= Kōgoishi =

Earthworks of the Japanese Asuka Period

Kōgoishi (神篭石 or 神籠石) are earthenwork structures, on a stone foundation, constructed in Japan during the Asuka period, particularly in areas around Fukuoka, on the island of Kyūshū. The name "kōgoishi" means "stones of divine protection," a name given them by the Meiji period archaeologist Tsuboi Shōgorō, who conjectured that they served as spiritual or practical protection for sacred sites.

Kōgoishi date to the 6th or 7th century CE, and are found predominantly in northern Kyūshū and on the shores of the Inland Sea. The longest one to be found, at 2.3 km in length, lies near the summit of Mount Kōra (:ja:高良山), near Fukuoka. The stones there are roughly one meter long, 50 cm high and 70 cm thick.
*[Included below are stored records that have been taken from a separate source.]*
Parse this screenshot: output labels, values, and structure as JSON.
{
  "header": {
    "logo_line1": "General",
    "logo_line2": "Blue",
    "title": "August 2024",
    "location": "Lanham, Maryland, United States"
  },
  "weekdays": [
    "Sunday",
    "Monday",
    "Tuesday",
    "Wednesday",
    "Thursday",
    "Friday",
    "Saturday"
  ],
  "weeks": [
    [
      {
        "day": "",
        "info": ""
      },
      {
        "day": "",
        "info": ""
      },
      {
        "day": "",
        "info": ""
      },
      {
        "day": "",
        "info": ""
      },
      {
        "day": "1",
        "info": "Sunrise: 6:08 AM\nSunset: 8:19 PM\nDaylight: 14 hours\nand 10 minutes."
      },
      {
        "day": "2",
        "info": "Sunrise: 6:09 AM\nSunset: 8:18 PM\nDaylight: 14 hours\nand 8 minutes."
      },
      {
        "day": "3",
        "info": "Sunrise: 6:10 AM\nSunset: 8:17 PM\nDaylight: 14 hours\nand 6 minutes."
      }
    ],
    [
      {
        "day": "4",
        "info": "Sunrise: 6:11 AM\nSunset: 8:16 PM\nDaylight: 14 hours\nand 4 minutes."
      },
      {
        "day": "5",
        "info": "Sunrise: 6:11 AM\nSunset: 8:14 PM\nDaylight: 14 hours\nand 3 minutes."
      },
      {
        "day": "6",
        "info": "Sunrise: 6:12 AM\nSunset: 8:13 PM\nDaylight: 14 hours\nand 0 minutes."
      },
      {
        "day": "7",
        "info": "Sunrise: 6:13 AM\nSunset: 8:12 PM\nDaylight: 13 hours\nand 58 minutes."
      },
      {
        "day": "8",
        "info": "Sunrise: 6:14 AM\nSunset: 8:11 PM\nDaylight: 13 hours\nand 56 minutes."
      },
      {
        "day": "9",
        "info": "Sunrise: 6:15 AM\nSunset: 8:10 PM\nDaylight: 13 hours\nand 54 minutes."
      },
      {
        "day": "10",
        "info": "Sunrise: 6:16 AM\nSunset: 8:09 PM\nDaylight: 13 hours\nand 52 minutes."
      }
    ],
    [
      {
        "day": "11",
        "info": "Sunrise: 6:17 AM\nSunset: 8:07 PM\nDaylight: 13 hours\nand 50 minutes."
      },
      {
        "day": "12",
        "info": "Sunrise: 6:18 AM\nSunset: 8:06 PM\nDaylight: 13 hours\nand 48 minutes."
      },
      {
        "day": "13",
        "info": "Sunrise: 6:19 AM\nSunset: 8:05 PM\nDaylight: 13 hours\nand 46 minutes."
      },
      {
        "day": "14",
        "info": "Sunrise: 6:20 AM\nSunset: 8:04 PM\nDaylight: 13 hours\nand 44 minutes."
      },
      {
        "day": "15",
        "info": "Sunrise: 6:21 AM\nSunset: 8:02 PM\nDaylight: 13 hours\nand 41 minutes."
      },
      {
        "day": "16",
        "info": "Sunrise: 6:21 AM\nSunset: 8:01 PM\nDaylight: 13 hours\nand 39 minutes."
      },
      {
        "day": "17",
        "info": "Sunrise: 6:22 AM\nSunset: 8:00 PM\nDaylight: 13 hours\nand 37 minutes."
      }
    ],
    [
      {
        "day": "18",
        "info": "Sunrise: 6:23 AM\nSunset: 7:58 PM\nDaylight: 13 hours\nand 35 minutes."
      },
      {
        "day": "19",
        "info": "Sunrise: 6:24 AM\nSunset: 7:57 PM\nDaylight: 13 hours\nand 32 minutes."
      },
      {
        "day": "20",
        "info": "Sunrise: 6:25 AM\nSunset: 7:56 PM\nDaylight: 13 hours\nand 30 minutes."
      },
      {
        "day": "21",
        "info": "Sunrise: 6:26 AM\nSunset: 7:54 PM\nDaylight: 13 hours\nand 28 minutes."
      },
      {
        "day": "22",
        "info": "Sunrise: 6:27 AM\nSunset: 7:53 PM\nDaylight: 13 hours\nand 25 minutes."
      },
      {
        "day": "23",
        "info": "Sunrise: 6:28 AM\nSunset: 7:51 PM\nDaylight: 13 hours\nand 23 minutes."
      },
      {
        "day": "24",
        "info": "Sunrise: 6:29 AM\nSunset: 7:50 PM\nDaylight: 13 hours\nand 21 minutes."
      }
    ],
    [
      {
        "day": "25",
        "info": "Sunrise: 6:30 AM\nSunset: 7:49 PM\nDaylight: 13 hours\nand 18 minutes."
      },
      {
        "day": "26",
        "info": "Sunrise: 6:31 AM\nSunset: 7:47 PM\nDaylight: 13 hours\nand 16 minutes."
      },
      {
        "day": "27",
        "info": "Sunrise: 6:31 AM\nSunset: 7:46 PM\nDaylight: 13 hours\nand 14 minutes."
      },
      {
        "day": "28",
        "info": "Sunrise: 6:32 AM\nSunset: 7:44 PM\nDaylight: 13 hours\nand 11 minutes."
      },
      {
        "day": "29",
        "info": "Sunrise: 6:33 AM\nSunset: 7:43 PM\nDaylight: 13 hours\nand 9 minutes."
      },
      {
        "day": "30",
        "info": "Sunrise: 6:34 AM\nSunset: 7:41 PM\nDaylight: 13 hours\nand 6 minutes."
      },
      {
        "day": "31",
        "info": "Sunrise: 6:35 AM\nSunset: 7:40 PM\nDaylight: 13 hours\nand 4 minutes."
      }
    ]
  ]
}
Scholars after Tsuboi determined that the structures are most likely the remains of practical, military fortifications, and were unlikely to have significant spiritual connections. The style and form of the ruins matches many in Korea; the period when these were built was one of flourishing contact with Korea, and it is theorized that Korean stoneworkers, artisans, and architects may have played a role in the construction of these fortresses. Many scholars believe that some kōgoishi were built in anticipation of an attack from Korea, which never materialized.